Former University of Pennsylvania professor Tracy McIntosh said today that he would proceed with resentencing on his 2004 no-contest plea to sexually assaulting a graduate student.

Former University of Pennsylvania professor Tracy McIntosh said today that he would proceed with resentencing on his 2004 no-contest plea to sexually assaulting a graduate student.

McIntosh and defense attorney Joel P. Trigiani announced the decision not to contest his original plea during a brief hearing this morning before Common Pleas Judge Pamela Pryor Dembe.

Dembe set sentencing for Dec. 21.

Dembe became the new sentencing judge Feb. 7 when the original judge, Rayford A. Means, disqualified himself rather than go through the appeals-court ordered resentencing.

Means said his controversial 11-1/2- to 23-month sentence of house arrest for McIntosh, 54, of Media, an internationally known researcher into treating brain injuries, had made him the issue rather than justice for McIntosh or his victim.

At the last hearing before Dembe on Sept. 14, Trigiani asked her to reinstate Means' original sentence, arguing that the guarantee of no prison time was a condition of the plea bargain reached by McIntosh's then defense attorneys, then-prosecutor Gina Maisto Smith and Judge Means.

Dembe refused to reinstate the original sentence - nullified by the state Superior Court as too lenient - and gave McIntosh until today's hearing to decide whether to be resentenced or petition to withdraw his no-contest plea.

For McIntosh, the choice was between resentencing, with the likelihood he will get some time in prison; or trial, a protracted, embarrassing process that could result in conviction on rape and other serious charges that carry an even longer prison term.

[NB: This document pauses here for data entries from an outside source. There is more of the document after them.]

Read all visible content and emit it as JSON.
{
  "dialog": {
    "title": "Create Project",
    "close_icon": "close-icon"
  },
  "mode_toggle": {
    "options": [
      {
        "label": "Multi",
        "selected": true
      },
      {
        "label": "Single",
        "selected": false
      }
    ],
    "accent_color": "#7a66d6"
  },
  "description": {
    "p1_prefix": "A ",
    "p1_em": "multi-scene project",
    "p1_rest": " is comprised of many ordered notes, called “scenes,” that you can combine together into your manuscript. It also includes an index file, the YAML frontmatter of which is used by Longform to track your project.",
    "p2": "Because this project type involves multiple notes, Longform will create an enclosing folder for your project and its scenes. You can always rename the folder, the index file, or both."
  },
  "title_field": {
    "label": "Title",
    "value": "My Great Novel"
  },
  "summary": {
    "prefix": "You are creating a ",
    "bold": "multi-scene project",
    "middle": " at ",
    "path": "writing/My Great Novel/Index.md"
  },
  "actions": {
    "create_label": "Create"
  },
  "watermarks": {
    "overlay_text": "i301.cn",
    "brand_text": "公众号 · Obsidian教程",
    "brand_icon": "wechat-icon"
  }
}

McIntosh's original sentence had been overturned on appeal by District Attorney Lynne Abraham, whose office vehemently denied that Smith agreed to any kind of deal in exchange for McIntosh's no-contest plea.

Trigiani has argued - unsuccessfully to date - that he should be allowed to call as witnesses Means and McIntosh's former defense attorneys, Thomas A. Bergstrom and Arthur T. Donato Jr. to get to the truth of the purported plea bargain.

In remarks on Sept. 7 after he disqualified himself from the case, Means seemed to allude to such a deal saying, "In my heart of hearts, I know what both sides bargained for."

McIntosh had been charged with rape and related charges in the Sept. 6, 2002 incident in his office on the Penn campus involving an income Penn grad student who was the niece of his friend and former college roommate.

McIntosh's friend had asked him to show his niece around the Penn campus. The tour turned into an evening of heavy drinking that ended with the young woman becoming ill. McIntosh took her back to his Penn office, they smoked marijuana and then had sex with her while she was barely conscious.

In December 2004, with jury selection underway, McIntosh pleaded no-contest to charges of sexual assault possession of marijuana.

In March 2005, Means sentenced McIntosh to 11-1/2 to 23 months of house arrest, eight years probation and $40,000 in fines and restitution to the victim.